If you read Charles Ford, the author of: “Lies, Lies! The Psychology of Deceit”, you will understand the playbook from which some of the government appointees like Lai Mohammed, Minister of Information and Culture, is taking his briefs from.  As someone said the other day, for Lai Mohammed, “lies don’t have a lifespan”. I add that it’s a sin of omission, not commission. According to Ford, for such people, it’s like the difference between lying as a legal issue and a moral one. From my research on the lies and deceits of this government, I found they come close to Saint Augustine Number 5 catergoy of lie, that is, that lie which is told to externalize blame and please a section of the public.       

And quite a handful of the ministers are trying to outdo one another, to deceive the unwary public and please the President. Only recently, Minister of Transportation, Chibuike Amaechi, embarked on historiography, a bold attempt to diminish and demonize the legacy of Goodluck Jonathan presidency by dishing out half truths and outright lies. It was a failed attempt to absolve the Buhari administration of the present mess in the country. Everything the current administration inherited from its predecessor, it has squandered. It has made the economy worse than it met it.    

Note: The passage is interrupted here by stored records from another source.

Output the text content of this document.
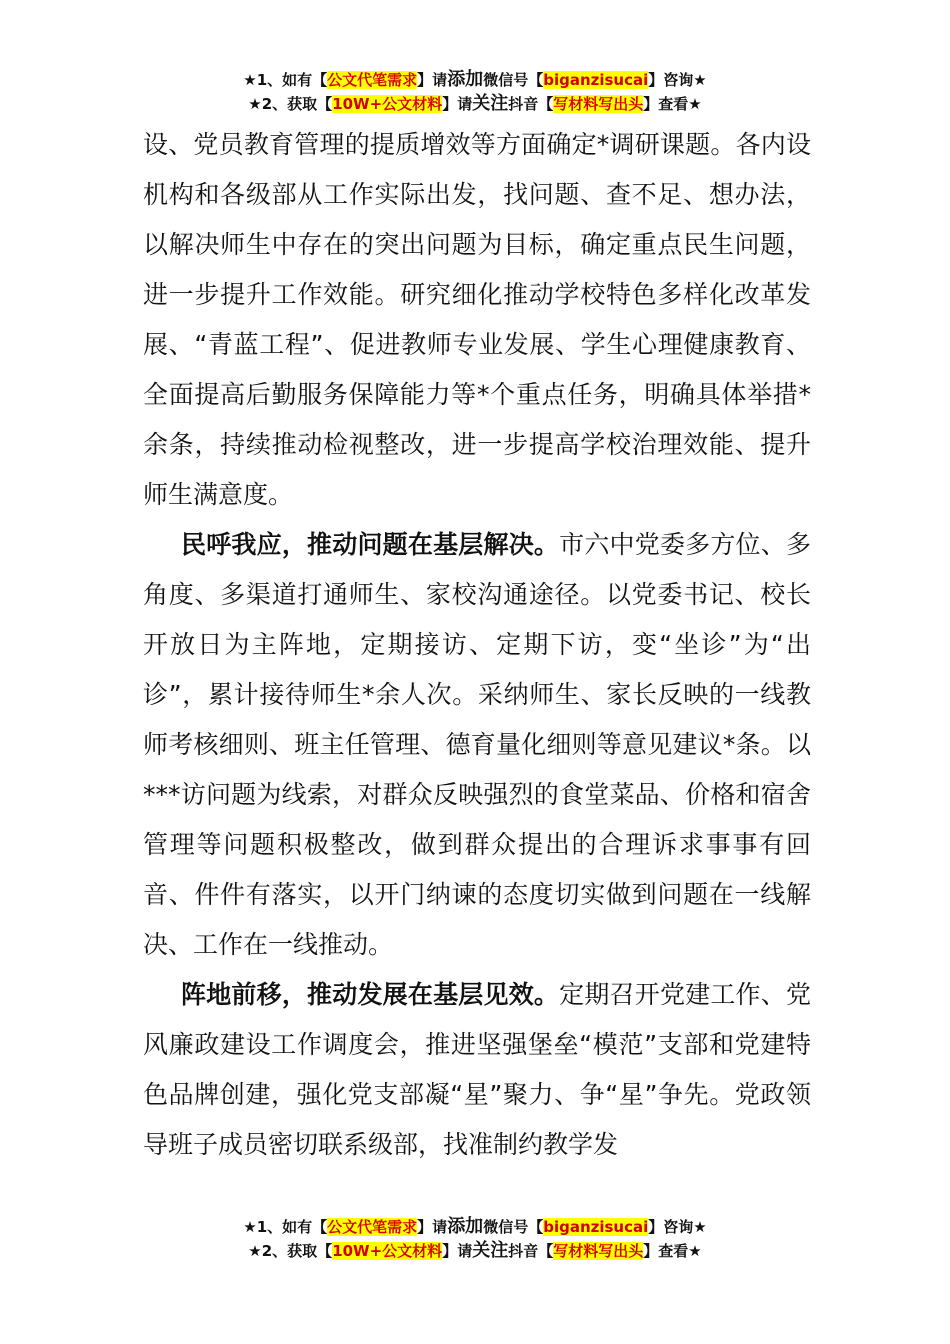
★1、如有【公文代笔需求】请添加微信号【biganzisucai】咨询★
★2、获取【10W+公文材料】请关注抖音【写材料写出头】查看★

设、党员教育管理的提质增效等方面确定*调研课题。各内设机构和各级部从工作实际出发，找问题、查不足、想办法，以解决师生中存在的突出问题为目标，确定重点民生问题，进一步提升工作效能。研究细化推动学校特色多样化改革发展、“青蓝工程”、促进教师专业发展、学生心理健康教育、全面提高后勤服务保障能力等*个重点任务，明确具体举措*余条，持续推动检视整改，进一步提高学校治理效能、提升师生满意度。

民呼我应，推动问题在基层解决。市六中党委多方位、多角度、多渠道打通师生、家校沟通途径。以党委书记、校长开放日为主阵地，定期接访、定期下访，变“坐诊”为“出诊”，累计接待师生*余人次。采纳师生、家长反映的一线教师考核细则、班主任管理、德育量化细则等意见建议*条。以***访问题为线索，对群众反映强烈的食堂菜品、价格和宿舍管理等问题积极整改，做到群众提出的合理诉求事事有回音、件件有落实，以开门纳谏的态度切实做到问题在一线解决、工作在一线推动。

阵地前移，推动发展在基层见效。定期召开党建工作、党风廉政建设工作调度会，推进坚强堡垒“模范”支部和党建特色品牌创建，强化党支部凝“星”聚力、争“星”争先。党政领导班子成员密切联系级部，找准制约教学发

★1、如有【公文代笔需求】请添加微信号【biganzisucai】咨询★
★2、获取【10W+公文材料】请关注抖音【写材料写出头】查看★
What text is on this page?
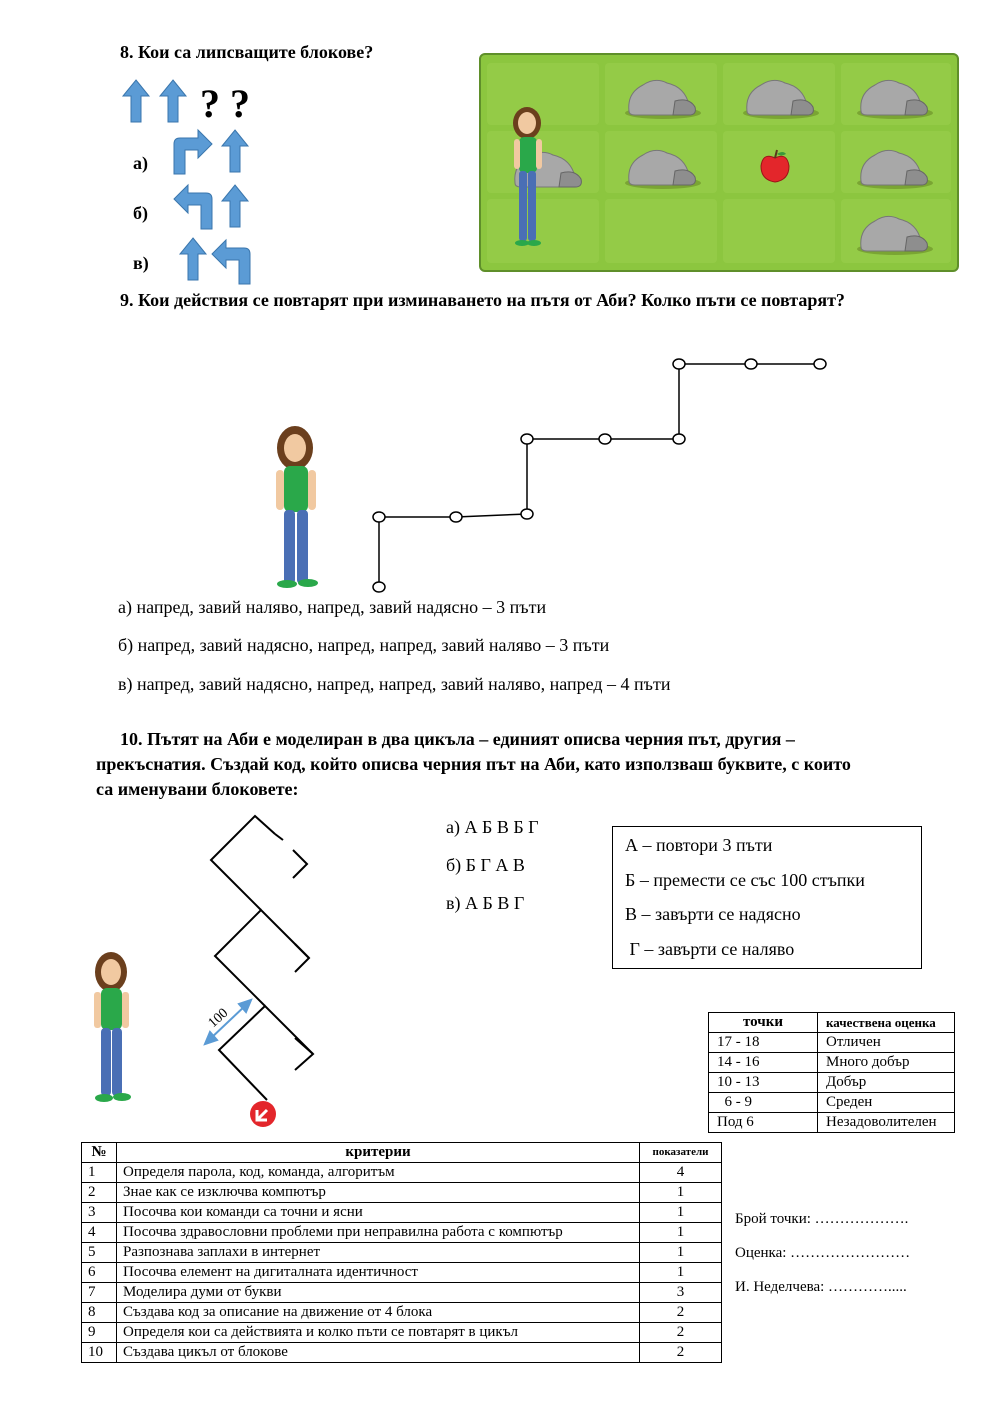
8. Кои са липсващите блокове?
? ?
а)
б)
в)
9. Кои действия се повтарят при изминаването на пътя от Аби? Колко пъти се повтарят?
а) напред, завий наляво, напред, завий надясно – 3 пъти
б) напред, завий надясно, напред, напред, завий наляво – 3 пъти
в) напред, завий надясно, напред, напред, завий наляво, напред – 4 пъти
10. Пътят на Аби е моделиран в два цикъла – единият описва черния път, другия –
прекъснатия. Създай код, който описва черния път на Аби, като използваш буквите, с които
са именувани блоковете:
100
а) А Б В Б Г
б) Б Г А В
в) А Б В Г
А – повтори 3 пъти
Б – премести се със 100 стъпки
В – завърти се надясно
Г – завърти се наляво
точки	качествена оценка
17 - 18	Отличен
14 - 16	Много добър
10 - 13	Добър
6 - 9	Среден
Под 6	Незадоволителен
№	критерии	показатели
1	Определя парола, код, команда, алгоритъм	4
2	Знае как се изключва компютър	1
3	Посочва кои команди са точни и ясни	1
4	Посочва здравословни проблеми при неправилна работа с компютър	1
5	Разпознава заплахи в интернет	1
6	Посочва елемент на дигиталната идентичност	1
7	Моделира думи от букви	3
8	Създава код за описание на движение от 4 блока	2
9	Определя кои са действията и колко пъти се повтарят в цикъл	2
10	Създава цикъл от блокове	2
Брой точки: ……………….
Оценка: ……………………
И. Неделчева: ………….....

From over $550bn economy (the largest in Africa, and 26th globally) in 2015, Nigeria is today a nation in a borrowing binge. Today, the national debt stock is close to N50trn.  This is about three times what it inherited in 2015. Unemployment rate in 2015 was single digit, today; it’s more than 33 percent, with youth unemployment more than 47 percent. Insecurity has squeezed everyone to a corner, pushing away foreign direct investment in the country. Nowhere is safe any longer in Nigeria. As Prof Yusuf said in the Sun interview referred to,  “a leader surrounds himself with people, they didn’t surround him”, meaning, the President should be held liable for whatever befalls the country, the good and the mess. And how long will this mess by APC continue?